Having outperformed rival Marcelo Ebrard in a poll of public support, Andres Manuel Lopez Obrador has won the nomination of the Mexican left for next year’s presidential election, it was announced midday Tuesday.

AMLO, as he is commonly known, will head a coalition of the Party of the Democratic Revolution (PRD), the Labor Party (PT) and the Citizens Movement (Convergence).

The more leftist of the pair, Lopez Obrador performed better than his rival in three of five questions put to 6,000 voters by two polling agencies, one selected by each candidate. Ebrard, the current mayor of Mexico City, promised to respect the decision and support his former opponent’s campaign.

“A divided left would only take Mexico to the precipice,” said Ebrard, who at 52 is seven years younger than Lopez Obrador, and will likely still lead Mexico’s left in the 2018 election.

“Besides being a good friend, Ebrard is an exceptional political leader,” responded Lopez Obrador, equally keen to present a united front. “By putting the hopes of thousands of Mexicans over his legitimate aspirations, he has demonstrated that with a united left, the transformation of public life is possible.”

The PRD is the first of the three major parties to formally nominate a candidate ahead of the election campaigns which officially begin in February. The leftist alliance faces a tough task in attempting to overcome the incumbent National Action Party (PAN) and the resurgent Institutional Revolutionary Party (PRI), which is favorite to reclaim power after a 12-year absence.

Lopez Obrador lost the 2006 election by less than one percent of the vote, amid widespread allegations of voter fraud against the victor Felipe Calderon. The PRD candidate refused to recognize Calderon’s victory and maintains that he is head of Mexico’s “legitimate government.”

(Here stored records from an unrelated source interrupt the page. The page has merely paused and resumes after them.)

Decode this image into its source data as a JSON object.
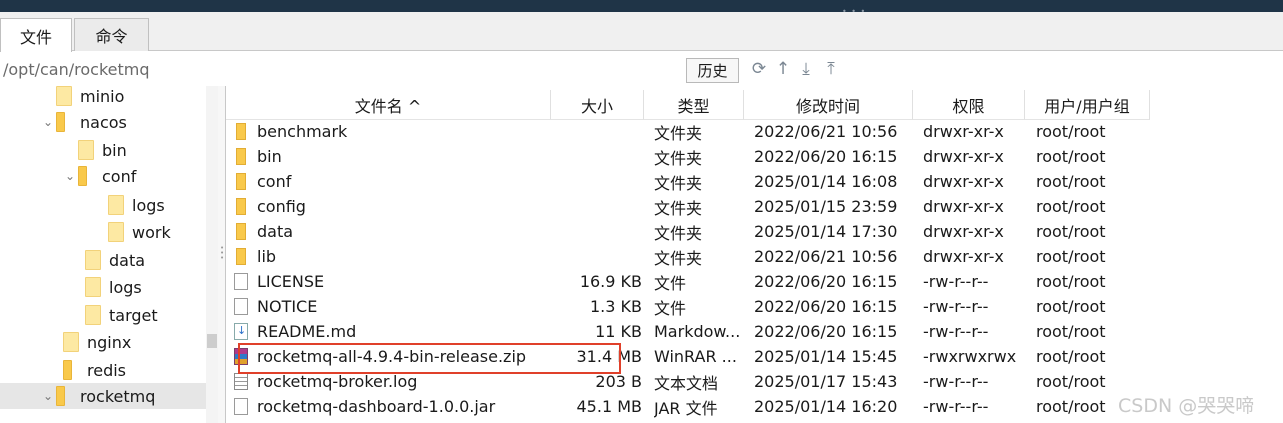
{
  "tabs": [
    {
      "label": "文件"
    },
    {
      "label": "命令"
    }
  ],
  "path": "/opt/can/rocketmq",
  "history_button": "历史",
  "toolbar_icons": [
    "refresh-icon",
    "upload-icon",
    "download-icon",
    "upload-tray-icon"
  ],
  "tree": [
    {
      "label": "minio",
      "expanded": null
    },
    {
      "label": "nacos",
      "expanded": true
    },
    {
      "label": "bin",
      "expanded": null
    },
    {
      "label": "conf",
      "expanded": true
    },
    {
      "label": "logs",
      "expanded": null
    },
    {
      "label": "work",
      "expanded": null
    },
    {
      "label": "data",
      "expanded": null
    },
    {
      "label": "logs",
      "expanded": null
    },
    {
      "label": "target",
      "expanded": null
    },
    {
      "label": "nginx",
      "expanded": null
    },
    {
      "label": "redis",
      "expanded": null
    },
    {
      "label": "rocketmq",
      "expanded": true,
      "selected": true
    }
  ],
  "columns": [
    "文件名 ^",
    "大小",
    "类型",
    "修改时间",
    "权限",
    "用户/用户组"
  ],
  "files": [
    {
      "name": "benchmark",
      "size": "",
      "type": "文件夹",
      "mtime": "2022/06/21 10:56",
      "perm": "drwxr-xr-x",
      "owner": "root/root",
      "icon": "folder-icon"
    },
    {
      "name": "bin",
      "size": "",
      "type": "文件夹",
      "mtime": "2022/06/20 16:15",
      "perm": "drwxr-xr-x",
      "owner": "root/root",
      "icon": "folder-icon"
    },
    {
      "name": "conf",
      "size": "",
      "type": "文件夹",
      "mtime": "2025/01/14 16:08",
      "perm": "drwxr-xr-x",
      "owner": "root/root",
      "icon": "folder-icon"
    },
    {
      "name": "config",
      "size": "",
      "type": "文件夹",
      "mtime": "2025/01/15 23:59",
      "perm": "drwxr-xr-x",
      "owner": "root/root",
      "icon": "folder-icon"
    },
    {
      "name": "data",
      "size": "",
      "type": "文件夹",
      "mtime": "2025/01/14 17:30",
      "perm": "drwxr-xr-x",
      "owner": "root/root",
      "icon": "folder-icon"
    },
    {
      "name": "lib",
      "size": "",
      "type": "文件夹",
      "mtime": "2022/06/21 10:56",
      "perm": "drwxr-xr-x",
      "owner": "root/root",
      "icon": "folder-icon"
    },
    {
      "name": "LICENSE",
      "size": "16.9 KB",
      "type": "文件",
      "mtime": "2022/06/20 16:15",
      "perm": "-rw-r--r--",
      "owner": "root/root",
      "icon": "file-icon"
    },
    {
      "name": "NOTICE",
      "size": "1.3 KB",
      "type": "文件",
      "mtime": "2022/06/20 16:15",
      "perm": "-rw-r--r--",
      "owner": "root/root",
      "icon": "file-icon"
    },
    {
      "name": "README.md",
      "size": "11 KB",
      "type": "Markdow...",
      "mtime": "2022/06/20 16:15",
      "perm": "-rw-r--r--",
      "owner": "root/root",
      "icon": "markdown-file-icon"
    },
    {
      "name": "rocketmq-all-4.9.4-bin-release.zip",
      "size": "31.4 MB",
      "type": "WinRAR ...",
      "mtime": "2025/01/14 15:45",
      "perm": "-rwxrwxrwx",
      "owner": "root/root",
      "icon": "winrar-archive-icon"
    },
    {
      "name": "rocketmq-broker.log",
      "size": "203 B",
      "type": "文本文档",
      "mtime": "2025/01/17 15:43",
      "perm": "-rw-r--r--",
      "owner": "root/root",
      "icon": "text-document-icon"
    },
    {
      "name": "rocketmq-dashboard-1.0.0.jar",
      "size": "45.1 MB",
      "type": "JAR 文件",
      "mtime": "2025/01/14 16:20",
      "perm": "-rw-r--r--",
      "owner": "root/root",
      "icon": "jar-file-icon"
    }
  ],
  "watermark": "CSDN @哭哭啼"
}
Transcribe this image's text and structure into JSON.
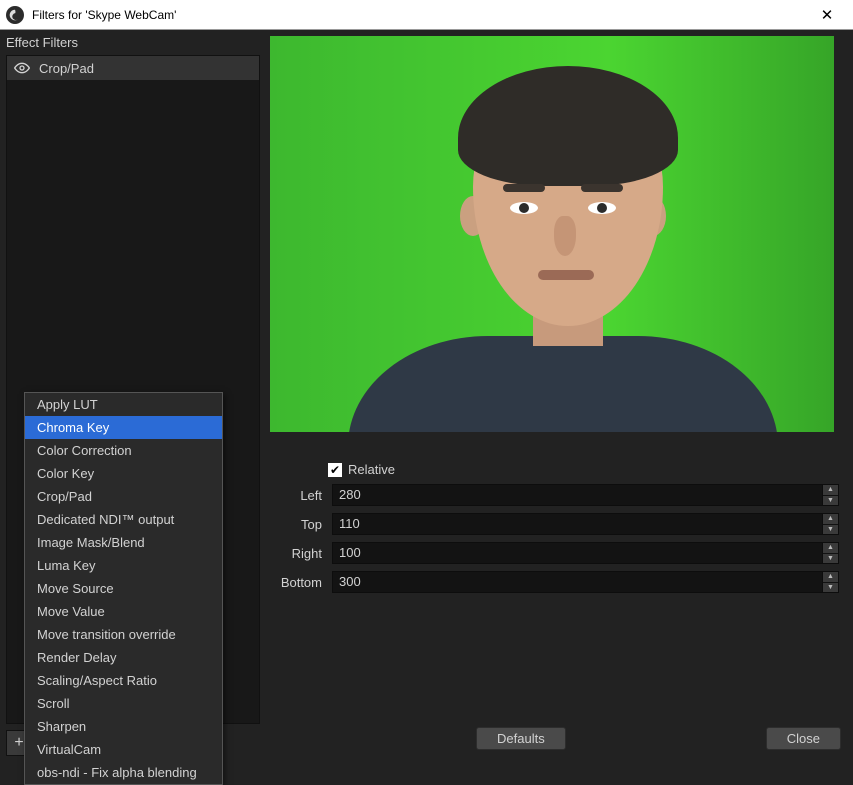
{
  "window": {
    "title": "Filters for 'Skype WebCam'"
  },
  "sidebar": {
    "section_label": "Effect Filters",
    "items": [
      {
        "name": "Crop/Pad"
      }
    ]
  },
  "properties": {
    "relative": {
      "label": "Relative",
      "checked": true
    },
    "fields": {
      "left": {
        "label": "Left",
        "value": "280"
      },
      "top": {
        "label": "Top",
        "value": "110"
      },
      "right": {
        "label": "Right",
        "value": "100"
      },
      "bottom": {
        "label": "Bottom",
        "value": "300"
      }
    }
  },
  "buttons": {
    "defaults": "Defaults",
    "close": "Close"
  },
  "context_menu": {
    "highlighted_index": 1,
    "items": [
      "Apply LUT",
      "Chroma Key",
      "Color Correction",
      "Color Key",
      "Crop/Pad",
      "Dedicated NDI™ output",
      "Image Mask/Blend",
      "Luma Key",
      "Move Source",
      "Move Value",
      "Move transition override",
      "Render Delay",
      "Scaling/Aspect Ratio",
      "Scroll",
      "Sharpen",
      "VirtualCam",
      "obs-ndi - Fix alpha blending"
    ]
  }
}
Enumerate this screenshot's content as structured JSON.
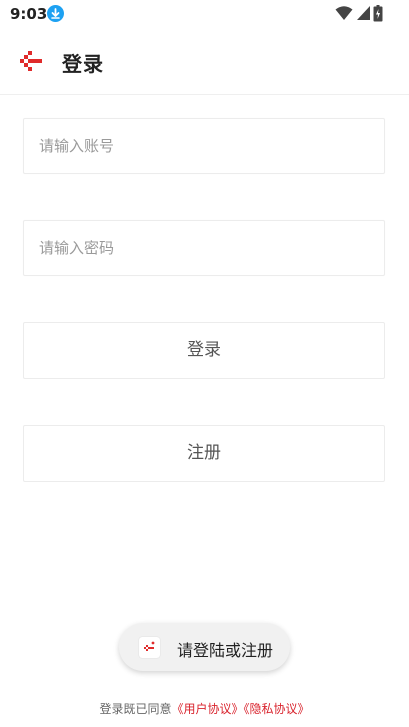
{
  "status_bar": {
    "time": "9:03",
    "icons": [
      "download-icon",
      "wifi-icon",
      "signal-icon",
      "battery-icon"
    ]
  },
  "app_bar": {
    "title": "登录",
    "back_icon": "back-arrow-icon"
  },
  "form": {
    "account_placeholder": "请输入账号",
    "account_value": "",
    "password_placeholder": "请输入密码",
    "password_value": "",
    "login_label": "登录",
    "register_label": "注册"
  },
  "toast": {
    "text": "请登陆或注册"
  },
  "agreement": {
    "prefix": "登录既已同意",
    "user_agreement": "《用户协议》",
    "privacy_agreement": "《隐私协议》"
  },
  "colors": {
    "accent": "#d9232d",
    "download_badge": "#1da1f2",
    "border": "#ececec"
  }
}
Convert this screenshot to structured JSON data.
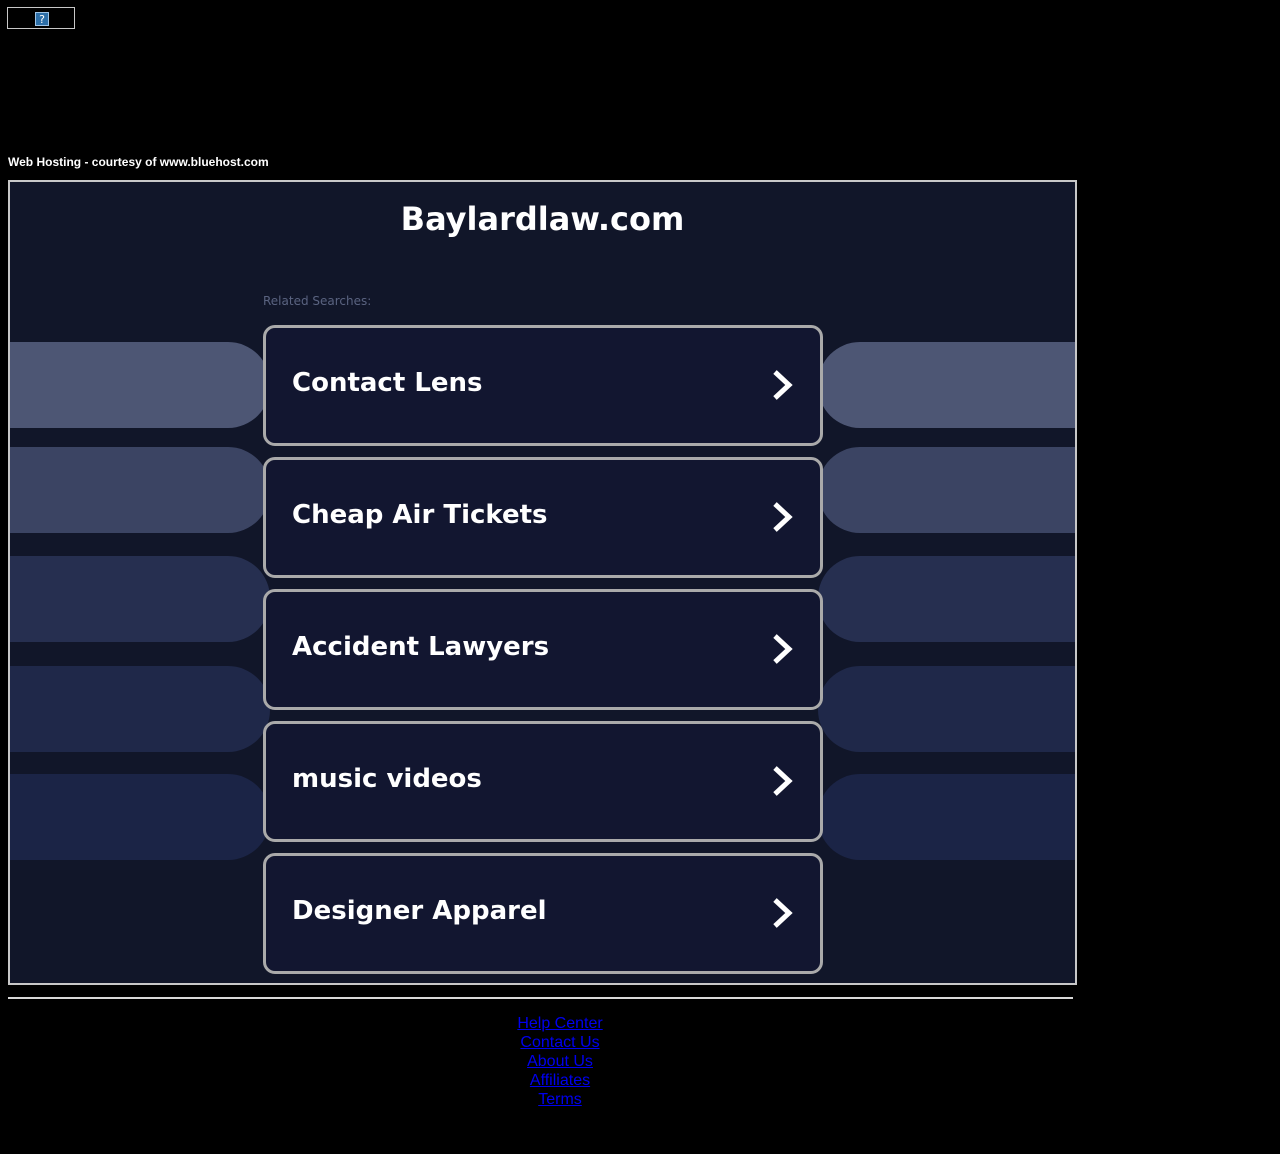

His repeated insistence that he was robbed of the presidency and the subsequent protests of his supporters – who occupied the main plaza in Mexico City and blocked the city’s Avenida Reforma for weeks – contributed to a decline in the popularity of Lopez Obrador and his party.

Split by internal divisions, the PRD has seen its support eroded in recent years, even in former strongholds such as Michoacan where the party finished a dismal third in Sunday’s state elections.

Enrique Peña Nieto, meanwhile, remains the man to beat. The former governor of Mexico state looks certain to win the PRI candidacy and is firm favorite to win the presidency next July. Responding to Lopez Obrador’s triumph this week, Peña Nieto said he was “sure the PRI is en route to winning the presidential election” and affirmed he is ready to compete “with whoever” should challenge him.